No matter the reason, if you feel the onset of overwhelm, there are some ways to help address the issue and cope better. I’ve put these steps into practice countless times, and they always work for me. Remember, you are stronger than you imagine, and I know you can do it!
1. Make a list:
Maybe you’re overwhelmed because your mind is bogged down by the sheer act of trying to remember everything. When you write down what you need to do, you release this mental burden.
When you feel you have too much to do, start by identifying what those things are, and write them down. Write as much detail as you can about each item so you have nothing left in your head to remember. It will all be on that list for you to refer back to. Review each item on the list and decide if you really need to do it. Can you ask someone else to handle it? Does it really need to be done at all?

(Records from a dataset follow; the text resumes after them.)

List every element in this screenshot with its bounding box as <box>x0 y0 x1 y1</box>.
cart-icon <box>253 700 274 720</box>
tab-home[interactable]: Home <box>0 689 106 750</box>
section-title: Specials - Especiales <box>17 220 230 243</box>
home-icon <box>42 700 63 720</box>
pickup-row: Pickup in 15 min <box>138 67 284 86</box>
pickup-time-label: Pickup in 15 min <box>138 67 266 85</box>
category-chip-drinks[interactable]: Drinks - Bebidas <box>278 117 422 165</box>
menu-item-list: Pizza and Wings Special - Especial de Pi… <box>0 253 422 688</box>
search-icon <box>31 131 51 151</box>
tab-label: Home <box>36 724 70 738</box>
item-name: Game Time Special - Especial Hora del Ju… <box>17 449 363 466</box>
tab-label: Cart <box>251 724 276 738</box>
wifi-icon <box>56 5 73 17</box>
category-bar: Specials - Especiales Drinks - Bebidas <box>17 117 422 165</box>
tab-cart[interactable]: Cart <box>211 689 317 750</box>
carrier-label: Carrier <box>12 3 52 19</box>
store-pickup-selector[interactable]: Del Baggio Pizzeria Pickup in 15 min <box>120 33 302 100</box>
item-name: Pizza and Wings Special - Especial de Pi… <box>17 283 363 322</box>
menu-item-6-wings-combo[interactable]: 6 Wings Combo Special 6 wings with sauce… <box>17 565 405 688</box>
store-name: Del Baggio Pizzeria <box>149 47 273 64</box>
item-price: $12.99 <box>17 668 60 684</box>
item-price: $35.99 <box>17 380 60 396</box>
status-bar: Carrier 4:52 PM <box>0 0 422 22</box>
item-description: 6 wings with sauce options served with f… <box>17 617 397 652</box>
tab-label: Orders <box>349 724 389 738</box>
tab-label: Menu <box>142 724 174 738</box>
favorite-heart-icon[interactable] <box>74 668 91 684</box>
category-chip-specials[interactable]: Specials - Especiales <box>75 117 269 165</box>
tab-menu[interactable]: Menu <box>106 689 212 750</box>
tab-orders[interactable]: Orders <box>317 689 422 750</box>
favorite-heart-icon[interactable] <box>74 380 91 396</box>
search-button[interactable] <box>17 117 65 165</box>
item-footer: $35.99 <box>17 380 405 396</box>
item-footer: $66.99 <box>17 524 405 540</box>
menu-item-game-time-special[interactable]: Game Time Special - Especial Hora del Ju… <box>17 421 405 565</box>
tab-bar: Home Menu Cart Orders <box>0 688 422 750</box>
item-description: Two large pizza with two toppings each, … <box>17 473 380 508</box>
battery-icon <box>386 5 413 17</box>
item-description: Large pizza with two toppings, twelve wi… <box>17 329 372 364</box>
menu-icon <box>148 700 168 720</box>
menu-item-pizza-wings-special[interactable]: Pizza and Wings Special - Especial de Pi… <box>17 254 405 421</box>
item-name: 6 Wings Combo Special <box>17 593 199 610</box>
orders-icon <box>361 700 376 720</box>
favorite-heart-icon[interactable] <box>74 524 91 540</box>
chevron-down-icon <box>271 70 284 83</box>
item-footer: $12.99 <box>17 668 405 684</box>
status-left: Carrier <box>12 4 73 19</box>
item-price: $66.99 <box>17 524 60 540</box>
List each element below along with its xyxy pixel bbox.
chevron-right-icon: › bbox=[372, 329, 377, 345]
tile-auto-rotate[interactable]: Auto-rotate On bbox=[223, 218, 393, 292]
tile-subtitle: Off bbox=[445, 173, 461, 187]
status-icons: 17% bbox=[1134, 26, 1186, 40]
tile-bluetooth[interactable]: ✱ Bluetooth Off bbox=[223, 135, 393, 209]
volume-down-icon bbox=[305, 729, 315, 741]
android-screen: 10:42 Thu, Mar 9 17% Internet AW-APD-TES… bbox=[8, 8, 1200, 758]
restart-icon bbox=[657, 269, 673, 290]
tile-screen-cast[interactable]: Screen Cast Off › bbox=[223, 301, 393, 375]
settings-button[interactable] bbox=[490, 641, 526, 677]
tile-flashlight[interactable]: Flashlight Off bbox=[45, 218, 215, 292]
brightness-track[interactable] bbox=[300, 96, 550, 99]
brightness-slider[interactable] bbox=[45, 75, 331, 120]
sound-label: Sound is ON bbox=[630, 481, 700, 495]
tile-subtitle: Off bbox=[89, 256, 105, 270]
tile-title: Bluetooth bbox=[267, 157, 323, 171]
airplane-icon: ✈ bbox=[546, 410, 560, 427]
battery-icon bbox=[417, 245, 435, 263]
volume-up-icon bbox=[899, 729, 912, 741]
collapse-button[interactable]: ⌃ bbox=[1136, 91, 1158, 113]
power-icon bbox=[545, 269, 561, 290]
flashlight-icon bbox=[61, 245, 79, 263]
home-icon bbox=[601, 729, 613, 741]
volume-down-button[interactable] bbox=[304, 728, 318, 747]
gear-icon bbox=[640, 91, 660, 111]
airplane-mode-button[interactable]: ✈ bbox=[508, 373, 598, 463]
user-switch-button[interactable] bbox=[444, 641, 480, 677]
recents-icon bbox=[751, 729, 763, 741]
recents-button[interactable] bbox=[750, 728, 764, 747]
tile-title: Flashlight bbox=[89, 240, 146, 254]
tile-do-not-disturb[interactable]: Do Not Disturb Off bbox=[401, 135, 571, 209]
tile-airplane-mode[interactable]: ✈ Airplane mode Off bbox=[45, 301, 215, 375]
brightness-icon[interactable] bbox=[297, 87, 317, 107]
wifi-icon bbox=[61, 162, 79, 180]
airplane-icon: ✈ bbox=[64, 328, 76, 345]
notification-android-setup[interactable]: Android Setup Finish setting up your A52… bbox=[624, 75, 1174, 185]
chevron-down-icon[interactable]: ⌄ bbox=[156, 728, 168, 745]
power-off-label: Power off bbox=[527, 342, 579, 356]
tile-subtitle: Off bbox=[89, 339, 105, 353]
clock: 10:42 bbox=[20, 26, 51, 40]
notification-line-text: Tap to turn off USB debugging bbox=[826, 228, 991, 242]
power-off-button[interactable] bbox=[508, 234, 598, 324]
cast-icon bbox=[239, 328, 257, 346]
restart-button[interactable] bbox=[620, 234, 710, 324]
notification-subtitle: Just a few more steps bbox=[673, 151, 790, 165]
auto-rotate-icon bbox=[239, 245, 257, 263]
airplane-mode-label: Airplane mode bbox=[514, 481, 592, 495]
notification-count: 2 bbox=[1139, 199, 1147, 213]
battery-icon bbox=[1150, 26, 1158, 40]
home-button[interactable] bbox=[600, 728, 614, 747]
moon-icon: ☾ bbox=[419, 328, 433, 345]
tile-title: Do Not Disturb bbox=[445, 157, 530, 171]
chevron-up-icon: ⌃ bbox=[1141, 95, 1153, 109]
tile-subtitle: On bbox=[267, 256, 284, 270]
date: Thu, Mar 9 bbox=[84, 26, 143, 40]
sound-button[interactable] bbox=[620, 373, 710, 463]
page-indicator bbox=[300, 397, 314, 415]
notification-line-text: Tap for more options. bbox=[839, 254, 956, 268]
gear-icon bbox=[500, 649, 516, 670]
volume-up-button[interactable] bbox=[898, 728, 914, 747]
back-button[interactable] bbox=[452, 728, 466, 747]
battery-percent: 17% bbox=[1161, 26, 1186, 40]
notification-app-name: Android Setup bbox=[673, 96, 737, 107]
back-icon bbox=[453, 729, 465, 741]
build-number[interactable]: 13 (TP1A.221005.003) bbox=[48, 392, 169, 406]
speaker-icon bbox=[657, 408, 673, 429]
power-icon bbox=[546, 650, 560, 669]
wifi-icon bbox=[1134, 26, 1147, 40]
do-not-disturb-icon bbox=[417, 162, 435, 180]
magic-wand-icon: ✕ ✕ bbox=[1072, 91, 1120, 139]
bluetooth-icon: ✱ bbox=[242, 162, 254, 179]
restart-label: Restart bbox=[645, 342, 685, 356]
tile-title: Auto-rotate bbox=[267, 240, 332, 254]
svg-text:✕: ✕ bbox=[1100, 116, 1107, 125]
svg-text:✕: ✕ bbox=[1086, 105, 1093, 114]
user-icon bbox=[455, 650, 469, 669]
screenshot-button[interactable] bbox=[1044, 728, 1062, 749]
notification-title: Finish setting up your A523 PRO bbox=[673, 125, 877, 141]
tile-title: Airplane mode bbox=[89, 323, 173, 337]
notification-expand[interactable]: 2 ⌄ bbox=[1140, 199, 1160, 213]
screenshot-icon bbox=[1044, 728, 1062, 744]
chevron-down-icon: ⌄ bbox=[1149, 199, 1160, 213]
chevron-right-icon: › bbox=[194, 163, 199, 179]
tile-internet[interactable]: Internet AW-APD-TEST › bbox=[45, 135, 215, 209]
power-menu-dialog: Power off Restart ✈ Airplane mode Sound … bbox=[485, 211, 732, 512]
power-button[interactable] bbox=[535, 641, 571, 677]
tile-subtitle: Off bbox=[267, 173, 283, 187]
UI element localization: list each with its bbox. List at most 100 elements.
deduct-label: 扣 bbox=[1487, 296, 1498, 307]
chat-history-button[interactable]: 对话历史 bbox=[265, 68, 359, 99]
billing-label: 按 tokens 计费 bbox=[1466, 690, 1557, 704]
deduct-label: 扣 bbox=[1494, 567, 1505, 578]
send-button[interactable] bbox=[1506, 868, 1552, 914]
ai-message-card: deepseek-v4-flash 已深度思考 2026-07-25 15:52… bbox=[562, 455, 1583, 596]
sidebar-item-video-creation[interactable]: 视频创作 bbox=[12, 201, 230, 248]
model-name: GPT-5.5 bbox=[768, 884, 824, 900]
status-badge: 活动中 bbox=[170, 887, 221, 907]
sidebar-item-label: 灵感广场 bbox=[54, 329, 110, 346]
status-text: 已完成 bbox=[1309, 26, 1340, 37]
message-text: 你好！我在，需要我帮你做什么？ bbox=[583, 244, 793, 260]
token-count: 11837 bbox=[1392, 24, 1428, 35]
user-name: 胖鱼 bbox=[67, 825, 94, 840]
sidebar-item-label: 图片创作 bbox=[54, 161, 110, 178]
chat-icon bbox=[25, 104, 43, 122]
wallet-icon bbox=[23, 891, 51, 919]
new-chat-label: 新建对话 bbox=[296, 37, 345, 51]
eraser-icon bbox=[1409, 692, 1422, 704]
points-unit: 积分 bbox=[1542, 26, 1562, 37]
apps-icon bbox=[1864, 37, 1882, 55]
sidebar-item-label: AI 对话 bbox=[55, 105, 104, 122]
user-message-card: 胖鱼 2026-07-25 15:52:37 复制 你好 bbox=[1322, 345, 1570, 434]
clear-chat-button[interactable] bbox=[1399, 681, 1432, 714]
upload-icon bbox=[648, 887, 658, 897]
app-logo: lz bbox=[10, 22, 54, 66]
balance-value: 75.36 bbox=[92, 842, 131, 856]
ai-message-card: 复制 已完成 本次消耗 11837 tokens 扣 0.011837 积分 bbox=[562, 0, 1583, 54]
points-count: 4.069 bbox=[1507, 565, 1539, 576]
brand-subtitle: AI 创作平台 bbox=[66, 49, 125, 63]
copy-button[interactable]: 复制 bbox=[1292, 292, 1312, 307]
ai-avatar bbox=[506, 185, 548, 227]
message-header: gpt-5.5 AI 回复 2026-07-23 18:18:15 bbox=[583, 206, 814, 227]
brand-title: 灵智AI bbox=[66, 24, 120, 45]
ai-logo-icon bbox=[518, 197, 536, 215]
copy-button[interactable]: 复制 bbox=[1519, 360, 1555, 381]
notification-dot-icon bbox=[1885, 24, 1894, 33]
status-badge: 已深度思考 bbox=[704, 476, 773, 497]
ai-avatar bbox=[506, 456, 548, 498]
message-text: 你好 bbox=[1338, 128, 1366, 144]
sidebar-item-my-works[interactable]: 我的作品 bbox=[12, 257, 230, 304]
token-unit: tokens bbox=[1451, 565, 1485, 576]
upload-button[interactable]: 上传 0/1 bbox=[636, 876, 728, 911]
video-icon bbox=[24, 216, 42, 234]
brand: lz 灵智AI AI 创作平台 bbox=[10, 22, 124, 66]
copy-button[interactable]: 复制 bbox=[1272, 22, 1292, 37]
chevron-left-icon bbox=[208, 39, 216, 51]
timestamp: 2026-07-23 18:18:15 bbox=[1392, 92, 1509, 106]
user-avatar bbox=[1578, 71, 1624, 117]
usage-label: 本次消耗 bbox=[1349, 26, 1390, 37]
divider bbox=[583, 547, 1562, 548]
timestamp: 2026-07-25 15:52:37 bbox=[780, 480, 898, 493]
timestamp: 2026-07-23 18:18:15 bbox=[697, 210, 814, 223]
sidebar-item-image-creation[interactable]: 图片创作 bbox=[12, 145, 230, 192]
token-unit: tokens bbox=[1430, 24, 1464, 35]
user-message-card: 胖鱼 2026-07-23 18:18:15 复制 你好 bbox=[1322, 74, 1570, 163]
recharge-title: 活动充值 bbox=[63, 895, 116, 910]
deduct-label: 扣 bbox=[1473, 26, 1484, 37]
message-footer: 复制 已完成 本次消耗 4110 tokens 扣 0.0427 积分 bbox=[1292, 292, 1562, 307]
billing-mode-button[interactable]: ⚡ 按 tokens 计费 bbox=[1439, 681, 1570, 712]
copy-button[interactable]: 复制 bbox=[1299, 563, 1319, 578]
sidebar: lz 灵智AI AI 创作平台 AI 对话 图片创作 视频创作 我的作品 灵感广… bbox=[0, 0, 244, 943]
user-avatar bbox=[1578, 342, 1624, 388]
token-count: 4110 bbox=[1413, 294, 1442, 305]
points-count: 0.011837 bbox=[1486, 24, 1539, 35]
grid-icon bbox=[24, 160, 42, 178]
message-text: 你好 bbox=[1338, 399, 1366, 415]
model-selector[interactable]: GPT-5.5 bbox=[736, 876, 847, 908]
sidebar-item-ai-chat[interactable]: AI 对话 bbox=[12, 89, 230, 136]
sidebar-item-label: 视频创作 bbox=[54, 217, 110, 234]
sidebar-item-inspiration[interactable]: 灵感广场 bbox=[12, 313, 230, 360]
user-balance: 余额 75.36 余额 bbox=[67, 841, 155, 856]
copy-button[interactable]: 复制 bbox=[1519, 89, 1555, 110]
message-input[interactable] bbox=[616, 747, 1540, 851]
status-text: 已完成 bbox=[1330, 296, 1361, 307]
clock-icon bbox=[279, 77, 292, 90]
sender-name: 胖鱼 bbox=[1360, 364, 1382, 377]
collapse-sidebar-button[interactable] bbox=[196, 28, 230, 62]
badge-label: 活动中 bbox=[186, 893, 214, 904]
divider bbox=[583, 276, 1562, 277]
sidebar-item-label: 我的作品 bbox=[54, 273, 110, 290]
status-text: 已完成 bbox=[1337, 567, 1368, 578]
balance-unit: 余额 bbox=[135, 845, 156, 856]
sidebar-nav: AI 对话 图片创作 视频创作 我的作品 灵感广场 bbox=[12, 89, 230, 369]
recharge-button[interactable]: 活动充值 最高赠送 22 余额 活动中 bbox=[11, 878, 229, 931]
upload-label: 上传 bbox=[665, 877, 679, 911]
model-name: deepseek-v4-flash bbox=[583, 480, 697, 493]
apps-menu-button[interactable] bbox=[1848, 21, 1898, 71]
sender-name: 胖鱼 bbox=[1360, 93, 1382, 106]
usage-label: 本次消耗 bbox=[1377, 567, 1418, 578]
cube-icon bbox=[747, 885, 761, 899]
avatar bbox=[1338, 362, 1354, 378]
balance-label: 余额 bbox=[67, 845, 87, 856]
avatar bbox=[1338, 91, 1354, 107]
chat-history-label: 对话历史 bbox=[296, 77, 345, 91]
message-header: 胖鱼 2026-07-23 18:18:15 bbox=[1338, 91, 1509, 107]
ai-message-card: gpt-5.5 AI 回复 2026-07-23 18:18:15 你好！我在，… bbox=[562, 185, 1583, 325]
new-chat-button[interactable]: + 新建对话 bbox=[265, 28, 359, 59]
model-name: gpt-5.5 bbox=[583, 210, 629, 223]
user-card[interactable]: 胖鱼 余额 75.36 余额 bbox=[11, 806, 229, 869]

Just this one, simple step of making a list can help you sort through some of the confusion in your mind, and help you focus on what has to be done next.
Prioritize all the things that you have to do. Ask yourself if you’re working against deadlines that you made up for yourself or if they are required by someone else. Figure out what you can do each day, and what has to be moved to another day. And then, focus solely on your tasks for the day ahead. Don’t look to the following day, don’t make plans for those days – simply focus on the present.
And most importantly, every time you complete something, cross it off your list (it’s cathartic!)
3. Practice self-care
Be gentle and kind to yourself. When you’re overwhelmed, do things that feel good to you; things that are positive, comforting, healthy and uplifting.
Whether this means you need to unplug, schedule a massage, take a nap, take a bubble bath or read a good book. It doesn’t need to cost money. You can even go outside for a run to help clear your mind. Whatever self-care looks like to you, take the time and effort to do it.
Maya Angelou says: “When you do nothing, you feel overwhelmed and powerless. But when you get involved, you feel the sense of hope and accomplishment.”
In my experience, the more control you feel you have over your life and your environment, the less stress you have and the more confidence you have that you can handle whatever comes your way.